Caim, on the other hand, finds little but strife on his journey north, and the ever nagging impression that something is wrong with him. He feels weaker, sicker, the more they travel, and even the shadows are quiet and do not answer his call, even when he needs them the most. And then after something snaps inside, and he kills in a way he’s not done since he left his old profession, he feels something stir inside him that makes all the bad dissolve—but can he handle the truth of his heritage and the truth of his blood?
Meanwhile, Kit realises that as she is, she and Caim will never be together, regardless of how much he admits he loves her. They cannot touch, cannot kiss, cannot… anything. In lieu of slowly watching Caim gravitate away from her, and feel her own heart breaking, she takes it upon herself to find a solution that they will both be amenable to.
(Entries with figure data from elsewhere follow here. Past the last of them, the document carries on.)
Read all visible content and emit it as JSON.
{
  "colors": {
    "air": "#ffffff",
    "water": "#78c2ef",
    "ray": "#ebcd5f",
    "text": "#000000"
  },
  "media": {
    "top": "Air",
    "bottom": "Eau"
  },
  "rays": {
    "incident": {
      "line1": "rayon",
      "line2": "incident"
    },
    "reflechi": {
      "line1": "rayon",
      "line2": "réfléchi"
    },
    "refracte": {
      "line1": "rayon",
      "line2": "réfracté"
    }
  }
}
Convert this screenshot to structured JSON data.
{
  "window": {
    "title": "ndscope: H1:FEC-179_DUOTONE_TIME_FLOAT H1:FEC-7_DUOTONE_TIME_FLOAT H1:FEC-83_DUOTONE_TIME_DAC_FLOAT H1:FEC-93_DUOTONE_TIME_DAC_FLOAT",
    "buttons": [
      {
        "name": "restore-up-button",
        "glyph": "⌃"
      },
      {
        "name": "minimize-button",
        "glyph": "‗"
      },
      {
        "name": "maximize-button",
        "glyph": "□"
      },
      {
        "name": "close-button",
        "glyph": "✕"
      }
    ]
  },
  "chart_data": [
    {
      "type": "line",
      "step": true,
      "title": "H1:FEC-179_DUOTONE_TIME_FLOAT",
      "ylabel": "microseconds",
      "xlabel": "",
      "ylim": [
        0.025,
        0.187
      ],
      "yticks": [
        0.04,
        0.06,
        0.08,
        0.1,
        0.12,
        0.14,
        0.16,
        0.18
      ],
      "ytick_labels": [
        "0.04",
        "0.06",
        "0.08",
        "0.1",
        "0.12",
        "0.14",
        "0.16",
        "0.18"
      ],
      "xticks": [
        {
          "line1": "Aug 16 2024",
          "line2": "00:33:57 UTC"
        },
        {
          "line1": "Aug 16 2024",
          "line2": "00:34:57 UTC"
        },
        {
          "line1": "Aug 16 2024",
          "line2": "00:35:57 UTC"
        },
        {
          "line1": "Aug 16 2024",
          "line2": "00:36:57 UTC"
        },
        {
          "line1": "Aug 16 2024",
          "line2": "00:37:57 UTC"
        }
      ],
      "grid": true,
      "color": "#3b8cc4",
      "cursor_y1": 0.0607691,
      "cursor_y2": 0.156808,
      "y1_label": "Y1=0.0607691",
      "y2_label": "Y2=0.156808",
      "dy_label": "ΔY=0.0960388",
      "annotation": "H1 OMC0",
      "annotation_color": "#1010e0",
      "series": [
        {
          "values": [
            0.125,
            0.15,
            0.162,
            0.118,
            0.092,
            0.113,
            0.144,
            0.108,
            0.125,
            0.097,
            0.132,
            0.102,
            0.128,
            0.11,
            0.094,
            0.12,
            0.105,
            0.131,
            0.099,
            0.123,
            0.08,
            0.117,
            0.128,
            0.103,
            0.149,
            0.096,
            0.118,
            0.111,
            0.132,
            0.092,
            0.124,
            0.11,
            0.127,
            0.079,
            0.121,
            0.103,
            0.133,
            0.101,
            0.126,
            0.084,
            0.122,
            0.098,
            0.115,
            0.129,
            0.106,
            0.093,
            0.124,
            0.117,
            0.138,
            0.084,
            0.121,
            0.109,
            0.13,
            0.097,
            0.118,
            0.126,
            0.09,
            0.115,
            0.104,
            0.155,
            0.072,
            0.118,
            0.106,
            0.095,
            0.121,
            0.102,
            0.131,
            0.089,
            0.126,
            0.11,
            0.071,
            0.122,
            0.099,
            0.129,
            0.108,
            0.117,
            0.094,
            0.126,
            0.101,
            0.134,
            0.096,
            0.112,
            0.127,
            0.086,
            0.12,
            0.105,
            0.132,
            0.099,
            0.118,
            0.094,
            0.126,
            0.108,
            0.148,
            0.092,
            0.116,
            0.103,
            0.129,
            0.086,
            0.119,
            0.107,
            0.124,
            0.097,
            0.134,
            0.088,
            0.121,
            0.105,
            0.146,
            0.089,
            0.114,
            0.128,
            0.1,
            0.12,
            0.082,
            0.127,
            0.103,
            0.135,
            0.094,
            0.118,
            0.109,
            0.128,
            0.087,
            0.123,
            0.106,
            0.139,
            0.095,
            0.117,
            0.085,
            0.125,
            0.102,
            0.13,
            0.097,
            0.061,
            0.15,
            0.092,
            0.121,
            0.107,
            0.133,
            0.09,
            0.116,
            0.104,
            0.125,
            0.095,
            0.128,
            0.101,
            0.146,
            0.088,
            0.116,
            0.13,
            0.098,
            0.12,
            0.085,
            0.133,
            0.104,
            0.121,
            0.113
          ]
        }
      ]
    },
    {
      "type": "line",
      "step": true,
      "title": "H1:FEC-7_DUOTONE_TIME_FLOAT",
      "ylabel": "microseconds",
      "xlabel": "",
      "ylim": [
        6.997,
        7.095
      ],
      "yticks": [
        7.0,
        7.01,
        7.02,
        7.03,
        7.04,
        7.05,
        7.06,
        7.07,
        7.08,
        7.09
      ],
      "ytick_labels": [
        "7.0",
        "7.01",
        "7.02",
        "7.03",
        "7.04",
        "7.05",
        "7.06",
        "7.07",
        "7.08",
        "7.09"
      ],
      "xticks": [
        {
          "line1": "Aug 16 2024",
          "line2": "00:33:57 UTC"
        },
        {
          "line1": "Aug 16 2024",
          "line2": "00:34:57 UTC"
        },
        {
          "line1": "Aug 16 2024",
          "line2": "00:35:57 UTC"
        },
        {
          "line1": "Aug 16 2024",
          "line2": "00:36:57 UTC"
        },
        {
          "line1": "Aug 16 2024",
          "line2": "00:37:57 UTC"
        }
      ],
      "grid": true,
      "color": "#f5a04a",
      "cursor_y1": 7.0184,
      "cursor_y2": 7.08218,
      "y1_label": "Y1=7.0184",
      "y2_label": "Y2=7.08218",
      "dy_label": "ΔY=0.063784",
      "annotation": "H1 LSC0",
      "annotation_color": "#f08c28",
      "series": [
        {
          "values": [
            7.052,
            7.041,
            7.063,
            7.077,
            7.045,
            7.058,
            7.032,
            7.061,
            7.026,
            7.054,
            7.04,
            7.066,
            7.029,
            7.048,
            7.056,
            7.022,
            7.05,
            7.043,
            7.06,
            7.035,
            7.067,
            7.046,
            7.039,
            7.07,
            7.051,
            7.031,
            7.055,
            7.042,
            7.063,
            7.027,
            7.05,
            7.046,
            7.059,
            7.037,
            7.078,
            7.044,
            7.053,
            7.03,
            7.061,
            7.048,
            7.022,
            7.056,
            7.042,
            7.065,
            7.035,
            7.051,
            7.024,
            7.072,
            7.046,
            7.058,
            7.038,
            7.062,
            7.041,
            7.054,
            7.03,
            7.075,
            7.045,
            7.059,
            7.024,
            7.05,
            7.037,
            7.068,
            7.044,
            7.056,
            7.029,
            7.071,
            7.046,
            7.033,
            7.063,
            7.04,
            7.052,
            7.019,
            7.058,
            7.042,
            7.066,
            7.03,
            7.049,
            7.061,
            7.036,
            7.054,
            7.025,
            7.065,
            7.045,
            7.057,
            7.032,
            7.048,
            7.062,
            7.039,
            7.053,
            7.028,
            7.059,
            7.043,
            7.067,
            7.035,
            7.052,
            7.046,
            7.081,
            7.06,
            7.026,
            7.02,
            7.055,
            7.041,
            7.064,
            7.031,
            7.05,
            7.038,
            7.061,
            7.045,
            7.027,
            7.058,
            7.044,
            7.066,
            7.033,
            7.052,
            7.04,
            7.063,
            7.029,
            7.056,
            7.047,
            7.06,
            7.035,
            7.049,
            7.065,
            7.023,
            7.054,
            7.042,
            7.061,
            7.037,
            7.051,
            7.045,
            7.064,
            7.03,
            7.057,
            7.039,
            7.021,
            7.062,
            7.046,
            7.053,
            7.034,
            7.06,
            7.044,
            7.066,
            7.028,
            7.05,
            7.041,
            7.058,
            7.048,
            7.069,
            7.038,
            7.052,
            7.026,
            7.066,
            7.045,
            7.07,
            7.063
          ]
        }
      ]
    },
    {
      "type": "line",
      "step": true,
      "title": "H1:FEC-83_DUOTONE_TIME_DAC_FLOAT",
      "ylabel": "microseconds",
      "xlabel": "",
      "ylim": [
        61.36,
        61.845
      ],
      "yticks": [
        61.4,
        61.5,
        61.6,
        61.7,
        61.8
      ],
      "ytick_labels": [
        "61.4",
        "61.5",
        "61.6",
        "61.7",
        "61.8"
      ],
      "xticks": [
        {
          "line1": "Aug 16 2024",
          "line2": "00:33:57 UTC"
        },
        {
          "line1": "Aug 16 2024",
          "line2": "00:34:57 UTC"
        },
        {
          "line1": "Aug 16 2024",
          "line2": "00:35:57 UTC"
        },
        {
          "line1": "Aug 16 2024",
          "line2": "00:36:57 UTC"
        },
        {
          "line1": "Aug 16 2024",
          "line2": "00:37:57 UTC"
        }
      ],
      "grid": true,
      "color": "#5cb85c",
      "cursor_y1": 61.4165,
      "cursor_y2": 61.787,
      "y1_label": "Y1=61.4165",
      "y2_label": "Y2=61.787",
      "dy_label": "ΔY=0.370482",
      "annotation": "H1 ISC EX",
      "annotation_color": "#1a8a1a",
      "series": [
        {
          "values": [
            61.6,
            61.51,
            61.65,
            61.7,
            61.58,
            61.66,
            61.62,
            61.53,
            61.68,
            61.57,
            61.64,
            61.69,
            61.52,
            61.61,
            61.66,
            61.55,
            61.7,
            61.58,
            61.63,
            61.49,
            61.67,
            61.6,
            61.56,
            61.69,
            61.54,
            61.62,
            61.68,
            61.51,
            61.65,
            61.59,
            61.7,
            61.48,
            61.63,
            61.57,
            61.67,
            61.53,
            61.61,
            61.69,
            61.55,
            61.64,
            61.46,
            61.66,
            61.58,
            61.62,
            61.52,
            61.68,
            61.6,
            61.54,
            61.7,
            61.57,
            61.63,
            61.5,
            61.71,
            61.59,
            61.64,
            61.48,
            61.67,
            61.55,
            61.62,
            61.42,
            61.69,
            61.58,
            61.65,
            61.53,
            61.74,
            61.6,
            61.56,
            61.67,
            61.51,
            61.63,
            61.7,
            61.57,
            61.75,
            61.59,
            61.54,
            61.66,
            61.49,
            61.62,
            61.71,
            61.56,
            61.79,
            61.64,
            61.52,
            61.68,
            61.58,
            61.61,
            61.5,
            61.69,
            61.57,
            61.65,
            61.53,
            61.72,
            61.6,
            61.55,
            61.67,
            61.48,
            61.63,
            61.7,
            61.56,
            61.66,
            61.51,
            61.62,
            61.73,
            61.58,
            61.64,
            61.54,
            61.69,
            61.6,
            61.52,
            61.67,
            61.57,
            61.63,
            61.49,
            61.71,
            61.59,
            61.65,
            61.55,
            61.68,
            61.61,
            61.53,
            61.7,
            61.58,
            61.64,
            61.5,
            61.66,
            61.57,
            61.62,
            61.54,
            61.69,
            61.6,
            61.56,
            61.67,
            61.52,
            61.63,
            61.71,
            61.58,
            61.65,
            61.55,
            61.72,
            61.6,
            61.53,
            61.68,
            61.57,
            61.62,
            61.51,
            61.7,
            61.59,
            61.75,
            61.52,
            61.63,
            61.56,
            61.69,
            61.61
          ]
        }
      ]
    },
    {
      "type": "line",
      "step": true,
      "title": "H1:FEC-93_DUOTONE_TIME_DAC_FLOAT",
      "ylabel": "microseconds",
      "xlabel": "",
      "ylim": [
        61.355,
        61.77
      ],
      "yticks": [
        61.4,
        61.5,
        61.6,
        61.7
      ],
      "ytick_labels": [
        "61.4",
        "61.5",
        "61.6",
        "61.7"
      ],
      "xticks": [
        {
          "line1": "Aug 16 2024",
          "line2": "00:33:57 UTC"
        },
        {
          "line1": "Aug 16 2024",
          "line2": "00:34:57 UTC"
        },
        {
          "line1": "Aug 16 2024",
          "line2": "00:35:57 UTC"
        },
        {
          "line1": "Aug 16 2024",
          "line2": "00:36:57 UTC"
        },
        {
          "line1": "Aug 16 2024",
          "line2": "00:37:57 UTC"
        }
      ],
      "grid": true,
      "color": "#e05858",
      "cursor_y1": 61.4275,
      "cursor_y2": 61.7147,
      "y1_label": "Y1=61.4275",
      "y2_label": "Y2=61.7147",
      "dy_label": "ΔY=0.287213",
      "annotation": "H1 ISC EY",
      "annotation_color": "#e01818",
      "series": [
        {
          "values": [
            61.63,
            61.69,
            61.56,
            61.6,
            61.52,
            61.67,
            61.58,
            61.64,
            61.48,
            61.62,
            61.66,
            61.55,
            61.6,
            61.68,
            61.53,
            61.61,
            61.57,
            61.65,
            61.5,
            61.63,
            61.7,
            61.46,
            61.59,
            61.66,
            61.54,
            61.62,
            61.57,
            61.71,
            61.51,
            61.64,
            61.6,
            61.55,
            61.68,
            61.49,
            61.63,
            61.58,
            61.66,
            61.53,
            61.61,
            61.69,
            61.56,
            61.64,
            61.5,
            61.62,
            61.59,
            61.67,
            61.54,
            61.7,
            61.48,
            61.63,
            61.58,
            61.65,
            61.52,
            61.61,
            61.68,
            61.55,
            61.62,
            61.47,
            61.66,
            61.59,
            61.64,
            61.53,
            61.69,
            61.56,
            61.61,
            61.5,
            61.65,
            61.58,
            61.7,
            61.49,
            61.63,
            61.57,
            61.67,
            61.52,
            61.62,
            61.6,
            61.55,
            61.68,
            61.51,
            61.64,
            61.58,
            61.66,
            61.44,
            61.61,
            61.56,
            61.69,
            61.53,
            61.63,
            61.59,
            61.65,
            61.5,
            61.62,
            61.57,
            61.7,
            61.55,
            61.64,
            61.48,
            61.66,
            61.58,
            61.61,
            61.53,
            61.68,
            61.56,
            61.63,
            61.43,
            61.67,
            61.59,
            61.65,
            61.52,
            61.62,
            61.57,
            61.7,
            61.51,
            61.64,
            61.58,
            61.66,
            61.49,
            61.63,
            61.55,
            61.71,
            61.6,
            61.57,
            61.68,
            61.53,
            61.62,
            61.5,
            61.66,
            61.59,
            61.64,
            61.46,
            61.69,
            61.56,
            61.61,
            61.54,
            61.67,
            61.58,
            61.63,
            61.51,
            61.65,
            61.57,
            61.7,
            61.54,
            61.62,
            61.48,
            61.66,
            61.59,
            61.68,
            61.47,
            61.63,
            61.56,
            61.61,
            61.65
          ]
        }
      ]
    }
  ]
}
Shadow’s Master is a quest novel: Caim is heading to the fabled Erebus to confront his past; Josey is seeking Caim, but moreover, she’s seeking herself. As the last novel in a trilogy, it might have been difficult to keep the pace and to produce a good, solid example of a quest novel, but Sprunk is a true master of his art and the novel is an outright success. It reads like a quest novel, but it also reads—successfully—like the final novel of a trilogy. Loose ends are tied together, questions are answered, but new plot points are introduced, and where they are not wrapped up before the end of the book, they are left hanging and their eventual outcomes implied or left to the imagination of the reader. Everything is in such a perfect balance, it’s as though Sprunk has been writing, and finishing trilogies for years.
The pacing is utterly excellent and you feel the relentless trudge northwards, without anything dragging and without even a patch of dull, or tired prose. Sprunk is an excellent storyteller, weaving a fantastic trilogy that captures the imagination, reignites the love of classic Sword and Sorcery styling, without losing the neo-classical, modern verve that readers in the genre have come to expect from newer writers.
As a novel, Shadow’s Master is delighting, with something not often found in fantasy—a happy ending. As the final dot on the page of a trilogy, Shadow’s Master is a damn good end to one of the best series I’ve read in recent years. It doesn’t try too hard to be what it’s not; rather, it effortlessly excels at what it is.
I look forwards to more of Sprunk’s work in the future.